Role of Security Automation
Companies often have a hard time accepting automation in security processes. There are a few reasons for this. They may fear change in such a critical and important part of their business. They may not trust automation entirely yet, especially among the Baby Boomer generation. They may resent the loss of control. Despite these reasons, the industry is swiftly moving toward more automated processes, specifically in their dealing with data exfiltration.
One of the biggest reasons for this is that data exfiltration can be tough to identify. Often, security professionals spend a lot of their time combing through false positives and flagged logs in old, archaic SIEM software. This leads to a lot of overlooked suspicious behavior and chasing down false-positives. Having some automated processes in place to help with the identification of data exfiltration alone can be a huge benefit in that time that it saves.
Security automation not only increases efficiency, it also provides fewer errors in general. Even the most experienced IT professionals can make mistakes when they are tired. Cyber security automation allows high-risk threats to be identified as they happen. This allows security techs to respond quickly and confidently to these issues and mitigate damage before it occurs.
Security Automation in Context of Security Orchestration
Security Automation should be viewed in the context of a broader Security Orchestration solution that bridges the gap between alert overload and analyst capacity. Even the most advanced automation systems filter only a percentage of security alerts that register on a company’s network. It is important to recognize that automation alone is not the answer.
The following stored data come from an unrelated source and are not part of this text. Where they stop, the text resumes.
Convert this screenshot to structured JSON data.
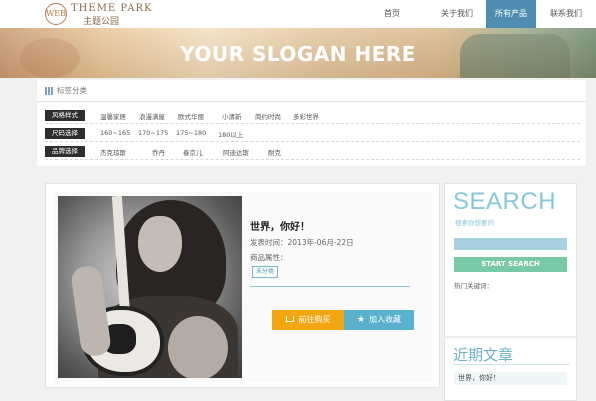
{
  "logo": {
    "mark": "WEB",
    "top_text": "THEME PARK",
    "bottom_text": "主题公园"
  },
  "nav": {
    "items": [
      {
        "label": "首页"
      },
      {
        "label": "关于我们"
      },
      {
        "label": "所有产品",
        "active": true
      },
      {
        "label": "联系我们"
      }
    ]
  },
  "banner": {
    "slogan": "YOUR SLOGAN HERE"
  },
  "filters": {
    "title": "标签分类",
    "rows": [
      {
        "label": "风格样式",
        "options": [
          "温馨家居",
          "浪漫满屋",
          "欧式华丽",
          "小清新",
          "简约时尚",
          "多彩世界"
        ]
      },
      {
        "label": "尺码选择",
        "options": [
          "160~165",
          "170~175",
          "175~180",
          "180以上"
        ]
      },
      {
        "label": "品牌选择",
        "options": [
          "杰克琼斯",
          "乔丹",
          "春京儿",
          "阿迪达斯",
          "耐克"
        ]
      }
    ]
  },
  "product": {
    "title": "世界，你好！",
    "date": "发表时间：2013年-06月-22日",
    "attr": "商品属性：",
    "tag": "未分类",
    "buy_label": "前往购买",
    "fav_label": "加入收藏"
  },
  "sidebar": {
    "search_title": "SEARCH",
    "search_sub": "搜索你想要的",
    "search_value": "",
    "search_button": "START SEARCH",
    "hot_label": "热门关键词：",
    "recent_title": "近期文章",
    "recent_items": [
      "世界，你好！"
    ]
  },
  "colors": {
    "accent": "#4f8db3",
    "buy": "#f2a712",
    "fav": "#5ab1cd",
    "search_btn": "#78caa4"
  }
}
As part of the broader solution, we aim to strike a balance between automated workflow and human intervention to drive the optimal response throughout the orchestration process.
Executed effectively, an orchestration platform creates the integrated fabric across the security footprint bringing simplicity, context, and efficiency throughout security operations and incident response.
Security Automation Will Become Integral to Security Operations’ Necessity
As the methods employed by nefarious parties become more sophisticated, the tools that companies use to secure their networks must exceed that sophistication. While the old methods of monitoring SIEM solutions still work to some extent, it will become increasingly difficult for security professionals to sift through logs on their own to identify problems. Security automation provides fast, reliable detection of threats that are free from human-error. Using security automation systems has been proven to improve response time, decrease false-positives in threat detection, and streamline processes for cyber security teams.